(Namur) La ville belge de Namur qui accueille une sculpture monumentale de l’artiste Jan Fabre a décidé d’alerter le public sur les « actes graves qu’il a commis » en y plaçant un bandeau noir, a constaté un photographe de l’AFP.

Figure majeure de l’art contemporain, à la fois plasticien et chorégraphe, Jan Fabre a été rattrapé par la vague #metoo et condamné le 29 avril par le tribunal correctionnel d’Anvers à 18 mois de prison avec sursis, notamment pour un baiser avec la langue non consenti à une ancienne danseuse de sa troupe. Le geste a été qualifié d’« attentat à la pudeur ».

Les accusations de six des douze victimes présumées ont été écartées par le tribunal. Mais l’artiste, qui réfutait les plaintes en bloc, a aussi été reconnu coupable de violences ou humiliations à l’égard de cinq danseuses. Il n’a pas encore annoncé s’il interjetait appel ou pas.

À Namur, la municipalité, qui accueille depuis 2015 sur les hauteurs de sa citadelle la tortue géante de Jan Fabre Searching for Utopia, a annoncé le 3 mai des « mesures additionnelles » sur l’œuvre pour prendre en compte cette condamnation.

« Le maintien de l’œuvre a été confirmé mais sera assorti de plusieurs mesures d’accompagnement destinées à illustrer la désapprobation de la Ville à l’égard de Monsieur Fabre et des actes graves qu’il a commis et pour lesquels il a été condamné par la justice », a-t-elle expliqué dans un communiqué.

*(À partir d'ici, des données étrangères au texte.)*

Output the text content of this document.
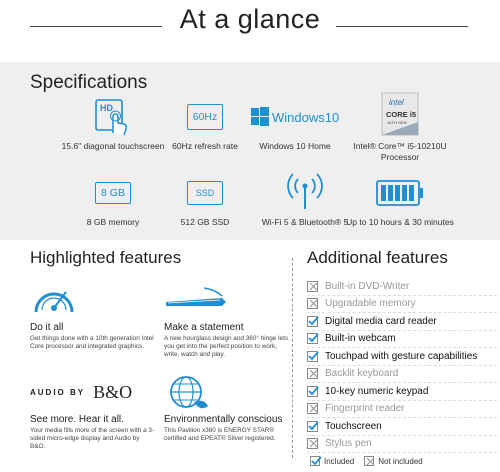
At a glance
Specifications
HD
15.6" diagonal touchscreen
60Hz
60Hz refresh rate
Windows10
Windows 10 Home
intel
CORE i5
10TH GEN
Intel® Core™ i5-10210U Processor
8 GB
8 GB memory
SSD
512 GB SSD	Wi-Fi 5 & Bluetooth® 5
Up to 10 hours & 30 minutes
Highlighted features
Do it all
Get things done with a 10th generation Intel Core processor and integrated graphics.
Make a statement
A new hourglass design and 360° hinge lets you get into the perfect position to work, write, watch and play.
AUDIO BY B&O
See more. Hear it all.
Your media fills more of the screen with a 3-sided micro-edge display and Audio by B&O.
Environmentally conscious
This Pavilion x360 is ENERGY STAR® certified and EPEAT® Silver registered.
Additional features
Built-in DVD-Writer
Upgradable memory
Digital media card reader
Built-in webcam
Touchpad with gesture capabilities
Backlit keyboard
10-key numeric keypad
Fingerprint reader
Touchscreen
Stylus pen
Included	Not included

À côté de cette tortue de six tonnes en bronze, chevauchée par un personnage représentant l’artiste lui-même, « un panneau informatif […] rappelant sa condamnation et ses motifs » sera prochainement installé.

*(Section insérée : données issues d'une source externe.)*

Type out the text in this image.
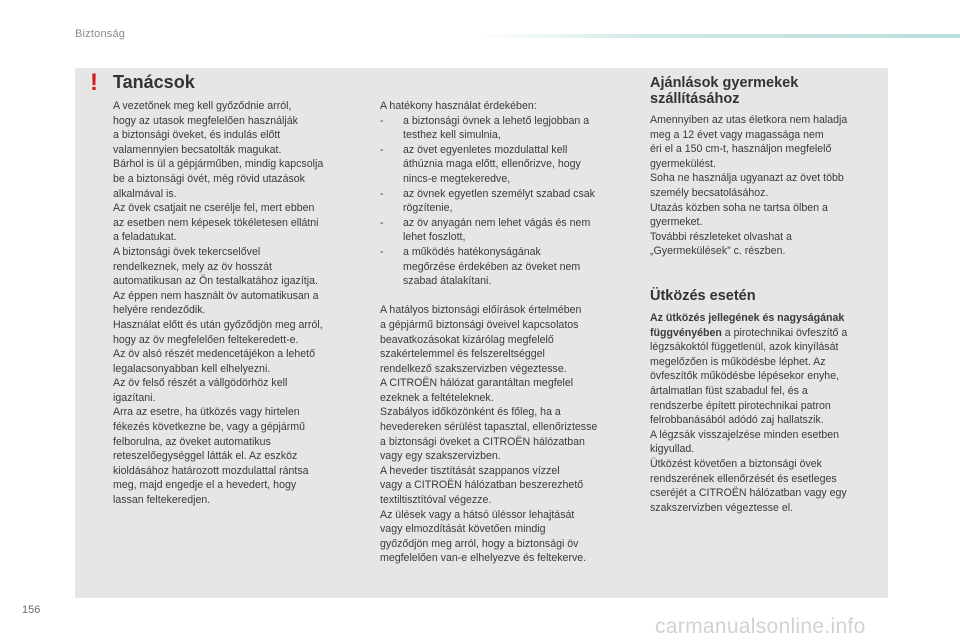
Biztonság
! Tanácsok

A vezetőnek meg kell győződnie arról,

hogy az utasok megfelelően használják

a biztonsági öveket, és indulás előtt

valamennyien becsatolták magukat.

Bárhol is ül a gépjárműben, mindig kapcsolja

be a biztonsági övét, még rövid utazások

alkalmával is.

Az övek csatjait ne cserélje fel, mert ebben

az esetben nem képesek tökéletesen ellátni

a feladatukat.

A biztonsági övek tekercselővel

rendelkeznek, mely az öv hosszát

automatikusan az Ön testalkatához igazítja.

Az éppen nem használt öv automatikusan a

helyére rendeződik.

Használat előtt és után győződjön meg arról,

hogy az öv megfelelően feltekeredett-e.

Az öv alsó részét medencetájékon a lehető

legalacsonyabban kell elhelyezni.

Az öv felső részét a vállgödörhöz kell

igazítani.

Arra az esetre, ha ütközés vagy hirtelen

fékezés következne be, vagy a gépjármű

felborulna, az öveket automatikus

reteszelőegységgel látták el. Az eszköz

kioldásához határozott mozdulattal rántsa

meg, majd engedje el a hevedert, hogy

lassan feltekeredjen.

A hatékony használat érdekében:

- a biztonsági övnek a lehető legjobban a

testhez kell simulnia,

- az övet egyenletes mozdulattal kell

áthúznia maga előtt, ellenőrizve, hogy

nincs-e megtekeredve,

- az övnek egyetlen személyt szabad csak

rögzítenie,

- az öv anyagán nem lehet vágás és nem

lehet foszlott,

- a működés hatékonyságának

megőrzése érdekében az öveket nem

szabad átalakítani.

A hatályos biztonsági előírások értelmében

a gépjármű biztonsági öveivel kapcsolatos

beavatkozásokat kizárólag megfelelő

szakértelemmel és felszereltséggel

rendelkező szakszervizben végeztesse.

A CITROËN hálózat garantáltan megfelel

ezeknek a feltételeknek.

Szabályos időközönként és főleg, ha a

hevedereken sérülést tapasztal, ellenőriztesse

a biztonsági öveket a CITROËN hálózatban

vagy egy szakszervizben.

A heveder tisztítását szappanos vízzel

vagy a CITROËN hálózatban beszerezhető

textiltisztítóval végezze.

Az ülések vagy a hátsó üléssor lehajtását

vagy elmozdítását követően mindig

győződjön meg arról, hogy a biztonsági öv

megfelelően van-e elhelyezve és feltekerve.

Ajánlások gyermekek
szállításához

Amennyiben az utas életkora nem haladja

meg a 12 évet vagy magassága nem

éri el a 150 cm-t, használjon megfelelő

gyermekülést.

Soha ne használja ugyanazt az övet több

személy becsatolásához.

Utazás közben soha ne tartsa ölben a

gyermeket.

További részleteket olvashat a

„Gyermekülések” c. részben.

Ütközés esetén

Az ütközés jellegének és nagyságának

függvényében a pirotechnikai övfeszítő a

légzsákoktól függetlenül, azok kinyílását

megelőzően is működésbe léphet. Az

övfeszítők működésbe lépésekor enyhe,

ártalmatlan füst szabadul fel, és a

rendszerbe épített pirotechnikai patron

felrobbanásából adódó zaj hallatszik.

A légzsák visszajelzése minden esetben

kigyullad.

Ütközést követően a biztonsági övek

rendszerének ellenőrzését és esetleges

cseréjét a CITROËN hálózatban vagy egy

szakszervizben végeztesse el.

156
carmanualsonline.info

Mais la mesure la plus remarquable, mise en œuvre dès jeudi, six jours après la condamnation, a consisté à recouvrir les yeux du personnage d’un bandeau noir.

Le morceau de tissu restera en place sur ce Jan Fabre en miniature « durant 18 mois, soit la durée de sa condamnation avec sursis », a précisé la ville.

En outre, l’éclairage de nuit de la sculpture est suspendu pour qu’elle « ne soit plus mise en valeur de manière nocturne durant 18 mois également ».

La ville wallonne a dit s’inspirer d’une initiative similaire des Musées royaux des beaux-arts de Belgique, à Bruxelles, où un ensemble de cinq panneaux monumentaux de Jan Fabre (une œuvre au stylo bille sur le thème du regard) est désormais privé de projecteurs.

« Retirer l’œuvre cela aurait signifié retirer le débat qui l’accompagne, la laisser c’est participer au débat », a dit à l’AFP Michel Draguet, directeur de l’institution. Il a souligné qu’un panneau de « contextualisation » avait aussi été installé pour expliquer cette absence de lumière due à la condamnation de l’artiste.